Forex Mistake #7 - Little Trends are Not Your Friends!

Why Trading with the Trend Strategy could get you Broke?

Trading with the trend is one of the most used trading strategies and very profitable I’d say. However, there are many traders losing money while trying to apply this strategy. Back in the times when I was going to school, I remember being asked by my geography teacher which river is longer: Amazon or Mississippi. I answered Mississippi. Shattered, he looked at me and asked how much longer Mississippi is than Amazon. I said: by five letters (:. All my classmates were laughing but my teacher wasn’t. This is how I got an “F” that day. I guess, this is the same thing that happens with traders “making fun of the trend”. If you don’t know, “F” is from “fail” and this is what you gonna get from the market if you don’t learn your lesson well.


How you can go Broke with Trading Little Trends?

I can’t say that trading the trend is my favorite strategy but I know that this one works better than many others and the most important thing is that it works. So I guess that now, the question is, if it does, why are many traders losing money when applying this strategy? After all, the trend can only go up or down and so do you. It’s very simple…isn’t it? According to Investopedia, the “Trend analysis is based on the idea that what has happened in the past gives traders an idea of what will happen in the future. Trend analysis is helpful because moving with trends, and not against them, will lead to profit for an investor.” So if moving with the trends will lead to profit for an investor then this can’t be the reason why traders are losing money. What then?


Looking around, I found Tymen1 –honorary member of forum. I appreciate his initiative of trying to help the newbies by sharing from his experience but I do not agree with his “theory”. Actually not even him, is agree with his own theory. But he discovered this later…  According to his 10th post, he is calling the green and the pink lines “little trends”. That’s hilarious. I am sure that there are many traders looking at the “trends” in the same way as he does. So this is why applying the “follow the trend” strategy makes many traders go broke. The strategy itself is one of the best trading strategies but you have to know how to establish a trend first and then to apply it. According to Charles Dow – the founder of the Wall Street Journal and cofounder of the Dow Jones & Company, – the market has three movements: the “main movement” or major trend, the “secondary reaction” or intermediate trend and the “short swing” or minor trend. The three movements can be simultaneous, for instance, a daily minor movement in a bearish secondary reaction, in a bullish primary movement. If according to Charles Dow, the “minor trend” can last from hours to a month, what is the “little trends’” duration then? From a few seconds to a few minutes (:? I agree that Charles Dow created that theory for the stock market and that the Forex is a little different but looking on the 20 minutes chart and trading “little trends” does not seem an appropriate way to trade the trend. I am sure there are many scalpers and intra-day traders reading these lines and saying that I suck but guess what: first, I discovered that trading the “little trends” does not work in the summer time – at least this is what a newbie ( RMSTrader), on the same forum is saying: “…It really depends on market condition. Right now, for instance (summer in USA) is a very bad time to use this method…” If you want to have fun and read more on the best season to use “little trends” just read what RMSTrader has to say. Second, seems like “little trends” made Tymen1 go broke. Strange…isn’t it? Otherwise, I do not understand why he quit his strategy. TalonD – another honorary member of - is saying, “I have kept in touch with Tymen and I see Grav online sometimes too. Tymen doesn’t use this method anymore. He has been using Renko charts lately.”

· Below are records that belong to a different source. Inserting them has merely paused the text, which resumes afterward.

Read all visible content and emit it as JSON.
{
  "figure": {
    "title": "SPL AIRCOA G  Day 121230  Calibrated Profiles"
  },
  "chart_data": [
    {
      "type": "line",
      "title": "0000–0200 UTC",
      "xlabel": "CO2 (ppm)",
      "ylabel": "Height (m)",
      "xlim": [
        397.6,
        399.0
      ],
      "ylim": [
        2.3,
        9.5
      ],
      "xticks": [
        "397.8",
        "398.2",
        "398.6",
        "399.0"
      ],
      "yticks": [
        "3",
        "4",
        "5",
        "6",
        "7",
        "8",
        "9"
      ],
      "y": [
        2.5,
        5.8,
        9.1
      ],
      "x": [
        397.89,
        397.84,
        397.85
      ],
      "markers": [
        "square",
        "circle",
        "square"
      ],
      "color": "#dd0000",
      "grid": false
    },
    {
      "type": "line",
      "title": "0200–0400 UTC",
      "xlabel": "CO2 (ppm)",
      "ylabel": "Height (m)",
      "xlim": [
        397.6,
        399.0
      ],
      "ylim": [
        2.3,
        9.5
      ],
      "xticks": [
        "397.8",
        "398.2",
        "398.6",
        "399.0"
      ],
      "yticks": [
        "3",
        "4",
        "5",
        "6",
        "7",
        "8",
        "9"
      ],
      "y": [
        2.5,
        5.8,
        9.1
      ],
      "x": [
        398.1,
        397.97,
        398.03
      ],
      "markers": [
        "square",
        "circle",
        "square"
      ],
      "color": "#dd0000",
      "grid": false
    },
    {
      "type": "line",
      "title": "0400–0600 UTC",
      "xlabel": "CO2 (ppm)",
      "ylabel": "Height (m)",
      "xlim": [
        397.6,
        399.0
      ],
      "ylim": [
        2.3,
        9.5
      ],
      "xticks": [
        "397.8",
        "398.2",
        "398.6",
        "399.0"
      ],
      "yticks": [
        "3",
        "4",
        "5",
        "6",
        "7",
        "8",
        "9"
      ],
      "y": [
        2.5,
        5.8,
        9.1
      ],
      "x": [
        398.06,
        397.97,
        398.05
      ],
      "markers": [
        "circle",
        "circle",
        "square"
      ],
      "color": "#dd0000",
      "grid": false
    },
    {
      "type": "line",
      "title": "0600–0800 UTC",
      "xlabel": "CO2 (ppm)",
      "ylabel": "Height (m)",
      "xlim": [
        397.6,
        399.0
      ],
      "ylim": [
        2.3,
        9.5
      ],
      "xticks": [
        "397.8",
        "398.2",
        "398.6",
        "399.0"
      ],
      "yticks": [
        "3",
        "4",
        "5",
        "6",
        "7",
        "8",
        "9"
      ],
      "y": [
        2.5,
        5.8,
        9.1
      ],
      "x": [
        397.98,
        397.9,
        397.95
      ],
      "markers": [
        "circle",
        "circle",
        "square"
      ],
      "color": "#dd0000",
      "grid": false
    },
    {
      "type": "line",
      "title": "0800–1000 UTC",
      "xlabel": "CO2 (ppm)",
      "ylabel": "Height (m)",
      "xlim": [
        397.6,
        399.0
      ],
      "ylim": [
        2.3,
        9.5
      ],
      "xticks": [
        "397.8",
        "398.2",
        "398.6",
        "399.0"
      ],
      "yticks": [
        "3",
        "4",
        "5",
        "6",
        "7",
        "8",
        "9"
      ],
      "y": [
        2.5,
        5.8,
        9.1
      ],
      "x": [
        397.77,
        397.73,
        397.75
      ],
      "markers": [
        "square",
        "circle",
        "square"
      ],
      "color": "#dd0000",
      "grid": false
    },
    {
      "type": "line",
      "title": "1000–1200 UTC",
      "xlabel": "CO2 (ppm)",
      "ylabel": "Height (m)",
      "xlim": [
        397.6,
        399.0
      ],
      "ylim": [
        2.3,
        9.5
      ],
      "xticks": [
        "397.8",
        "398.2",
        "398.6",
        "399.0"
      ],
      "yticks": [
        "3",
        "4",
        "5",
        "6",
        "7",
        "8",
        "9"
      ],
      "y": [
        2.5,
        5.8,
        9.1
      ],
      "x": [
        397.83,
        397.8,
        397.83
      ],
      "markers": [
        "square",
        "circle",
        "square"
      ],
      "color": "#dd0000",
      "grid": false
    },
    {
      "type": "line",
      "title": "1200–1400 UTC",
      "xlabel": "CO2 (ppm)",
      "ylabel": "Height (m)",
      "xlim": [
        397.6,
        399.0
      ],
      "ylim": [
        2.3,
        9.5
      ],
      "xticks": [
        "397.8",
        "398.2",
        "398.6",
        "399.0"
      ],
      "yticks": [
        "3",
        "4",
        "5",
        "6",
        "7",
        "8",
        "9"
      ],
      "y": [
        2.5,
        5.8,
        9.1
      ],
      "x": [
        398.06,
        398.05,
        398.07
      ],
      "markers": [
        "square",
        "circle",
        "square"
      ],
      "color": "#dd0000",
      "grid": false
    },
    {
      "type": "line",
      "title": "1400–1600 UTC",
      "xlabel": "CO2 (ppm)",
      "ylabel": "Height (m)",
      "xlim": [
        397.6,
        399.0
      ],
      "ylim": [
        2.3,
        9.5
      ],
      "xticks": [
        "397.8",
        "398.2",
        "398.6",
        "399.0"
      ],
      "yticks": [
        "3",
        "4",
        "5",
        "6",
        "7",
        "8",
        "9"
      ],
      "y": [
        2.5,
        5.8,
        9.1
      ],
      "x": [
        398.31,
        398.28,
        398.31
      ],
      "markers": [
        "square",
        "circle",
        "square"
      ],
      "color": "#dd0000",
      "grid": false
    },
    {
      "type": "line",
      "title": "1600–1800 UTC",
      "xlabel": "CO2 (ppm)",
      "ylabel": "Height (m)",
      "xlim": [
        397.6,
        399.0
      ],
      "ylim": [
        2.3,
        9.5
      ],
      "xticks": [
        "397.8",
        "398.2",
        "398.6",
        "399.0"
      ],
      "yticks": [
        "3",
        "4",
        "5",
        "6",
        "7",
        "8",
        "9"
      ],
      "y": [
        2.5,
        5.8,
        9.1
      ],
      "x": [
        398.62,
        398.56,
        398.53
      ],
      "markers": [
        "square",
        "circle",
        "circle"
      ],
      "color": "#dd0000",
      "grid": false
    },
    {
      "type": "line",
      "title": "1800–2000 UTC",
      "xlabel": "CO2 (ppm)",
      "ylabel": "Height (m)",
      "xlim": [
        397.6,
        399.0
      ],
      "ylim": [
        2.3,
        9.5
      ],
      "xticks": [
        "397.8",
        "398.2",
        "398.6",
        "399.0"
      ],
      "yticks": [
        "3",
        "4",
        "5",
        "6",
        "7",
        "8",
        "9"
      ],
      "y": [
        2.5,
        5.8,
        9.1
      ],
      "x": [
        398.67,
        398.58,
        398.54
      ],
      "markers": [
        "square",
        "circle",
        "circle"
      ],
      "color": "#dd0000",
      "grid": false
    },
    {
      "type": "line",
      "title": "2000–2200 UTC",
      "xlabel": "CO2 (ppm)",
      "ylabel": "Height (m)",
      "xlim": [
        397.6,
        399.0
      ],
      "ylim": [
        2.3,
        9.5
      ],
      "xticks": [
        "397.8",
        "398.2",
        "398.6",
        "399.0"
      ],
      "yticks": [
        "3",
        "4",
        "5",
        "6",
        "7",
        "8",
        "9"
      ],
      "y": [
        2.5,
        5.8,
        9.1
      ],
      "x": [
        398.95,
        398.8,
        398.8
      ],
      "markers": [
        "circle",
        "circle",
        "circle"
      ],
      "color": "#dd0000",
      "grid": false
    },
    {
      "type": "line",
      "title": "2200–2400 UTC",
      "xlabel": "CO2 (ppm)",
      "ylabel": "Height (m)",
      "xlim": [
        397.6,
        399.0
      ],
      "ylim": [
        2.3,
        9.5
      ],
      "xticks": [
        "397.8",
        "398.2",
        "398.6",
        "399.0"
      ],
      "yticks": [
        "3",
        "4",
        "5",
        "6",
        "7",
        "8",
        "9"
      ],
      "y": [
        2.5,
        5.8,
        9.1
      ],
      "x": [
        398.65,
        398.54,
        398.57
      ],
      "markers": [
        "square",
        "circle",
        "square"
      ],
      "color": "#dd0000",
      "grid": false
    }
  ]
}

Conclusion – Whatever you See on Less than 4H Chart is NOT a Trend!

In my humble opinion, whatever you see on less than 4h chart is not a trend. If the “minor trend” can last hours, the 4h chart is the minimum time frame that you can look at to identify the “short swing.” Maybe the “Dow Theory” was created for the stock market but believe me that it works perfectly in the Forex as long as you know very well what the theory says and apply it on the appropriate time frames. The only difference is that in the Forex Market things happen a little faster than it does in the stock market so what lasts years there, could be only months in Forex. Here are a few tips for you for how to apply the Dow Theory in the Forex trading:


  • Look at the weekly chart to identify the “main movement,” at the daily chart to see if there is any “secondary reaction” and at 4h chart for the “short swings”.
  • If you are a scalper, it’s useless to look for the trend. Applying this strategy will only bring more losses than wins.
  • Once you identified the three movements, trade accordingly. This means that if you want to speculate the secondary reaction – being a bearish trend for example - look for the support and resistance on the same time frame and place your stop loss and take profit orders near those levels even if this means to have wide stop losses.
  • Once you learned the “Dow Theory,” do not take in consideration any other method to trade the trend even if this comes from “honorary members” of any website/forum.
  • If you think that you are not able to identify the trends as described by Charles Dow, the trend is not your friend then, but your enemy. You better look for other strategies to apply.
  • When a trend is broken, most of the times the rate action comes back to retest the broken trend line. If you missed the opportunity to switch your trade, this is your occasion to enter the new trend.